L’envoyé du Telegraph a donné la parole à l’armée israélienne. Dont une porte-parole a donné les explications suivantes, sans toutefois dire pourquoi aucune arrestation n’avait été effectuée cette nuit-là: «Je n’ai pas entendu parler d’un pot-de-fleur mais je sais qu’il y a eu des jets de pierres et de briques depuis le toit. Il ne s’agissait pas seulement des résidents de la maison, il y a avait une foule. Je dirais que les jets de pierres ont duré entre dix et vingt minutes». Elle a promis qu’une enquête serait ouverte par l’armée.
Les funérailles de Fala Abou Maria ont donné lieu à de nouveaux incidents. Des centaines de personnes y assistaient, bien que l’armée israélienne eût bouclé les issues de la petite ville. La foule criait vengeance. L’armée israélienne a tiré des balles en plastique et des gaz lacrymogènes. Huit personnes ont été blessées, dont trois ont été hospitalisées.

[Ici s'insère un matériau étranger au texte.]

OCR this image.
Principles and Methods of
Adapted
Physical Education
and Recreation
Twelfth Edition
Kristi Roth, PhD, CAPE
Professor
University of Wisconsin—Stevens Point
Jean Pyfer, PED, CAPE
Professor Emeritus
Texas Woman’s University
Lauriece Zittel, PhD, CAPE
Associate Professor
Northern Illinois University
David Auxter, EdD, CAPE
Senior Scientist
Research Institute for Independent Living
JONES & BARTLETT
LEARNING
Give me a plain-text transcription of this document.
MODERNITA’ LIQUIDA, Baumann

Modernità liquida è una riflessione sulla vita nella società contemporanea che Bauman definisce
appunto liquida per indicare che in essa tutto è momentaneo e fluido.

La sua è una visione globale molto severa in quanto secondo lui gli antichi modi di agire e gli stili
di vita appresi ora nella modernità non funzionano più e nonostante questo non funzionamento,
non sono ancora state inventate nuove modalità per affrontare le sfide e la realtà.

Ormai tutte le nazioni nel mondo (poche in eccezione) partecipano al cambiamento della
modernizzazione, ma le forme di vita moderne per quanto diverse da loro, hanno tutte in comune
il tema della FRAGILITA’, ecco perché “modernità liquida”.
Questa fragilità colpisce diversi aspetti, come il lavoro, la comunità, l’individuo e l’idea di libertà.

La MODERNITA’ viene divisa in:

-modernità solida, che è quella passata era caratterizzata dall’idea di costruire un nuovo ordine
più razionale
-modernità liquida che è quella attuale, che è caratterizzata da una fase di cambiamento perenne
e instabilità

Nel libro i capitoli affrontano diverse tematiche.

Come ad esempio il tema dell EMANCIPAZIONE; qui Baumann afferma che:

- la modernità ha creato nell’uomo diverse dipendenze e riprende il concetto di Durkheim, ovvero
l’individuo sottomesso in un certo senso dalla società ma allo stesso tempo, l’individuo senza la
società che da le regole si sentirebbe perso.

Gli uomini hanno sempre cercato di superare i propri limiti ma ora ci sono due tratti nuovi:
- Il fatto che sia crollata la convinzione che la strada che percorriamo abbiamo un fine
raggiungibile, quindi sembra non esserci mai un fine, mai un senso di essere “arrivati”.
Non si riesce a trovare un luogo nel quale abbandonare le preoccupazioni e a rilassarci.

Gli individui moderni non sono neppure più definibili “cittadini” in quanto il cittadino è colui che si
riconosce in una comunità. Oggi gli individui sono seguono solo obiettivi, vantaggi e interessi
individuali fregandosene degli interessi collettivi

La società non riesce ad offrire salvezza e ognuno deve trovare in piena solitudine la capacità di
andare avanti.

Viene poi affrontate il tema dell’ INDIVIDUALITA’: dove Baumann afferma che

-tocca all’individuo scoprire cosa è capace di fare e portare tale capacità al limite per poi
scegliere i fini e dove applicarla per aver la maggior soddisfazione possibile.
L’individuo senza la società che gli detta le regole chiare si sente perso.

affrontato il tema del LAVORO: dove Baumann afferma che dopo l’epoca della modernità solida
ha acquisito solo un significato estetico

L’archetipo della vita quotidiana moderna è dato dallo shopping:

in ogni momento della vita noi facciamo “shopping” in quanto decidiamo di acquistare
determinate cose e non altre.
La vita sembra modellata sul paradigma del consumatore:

Selon l’agence palestinienne Maan, Abou Maria est le dix-septième Palestinien tué cette année par les forces israéliennes. L’avant-dernière victime s’appelle Mohamed Alawna, 21 ans, il a été abattu durant une opération de nuit le 22 juillet dans le village de Burqin, près de Jénine, dans le nord de la Cisjordanie occupée.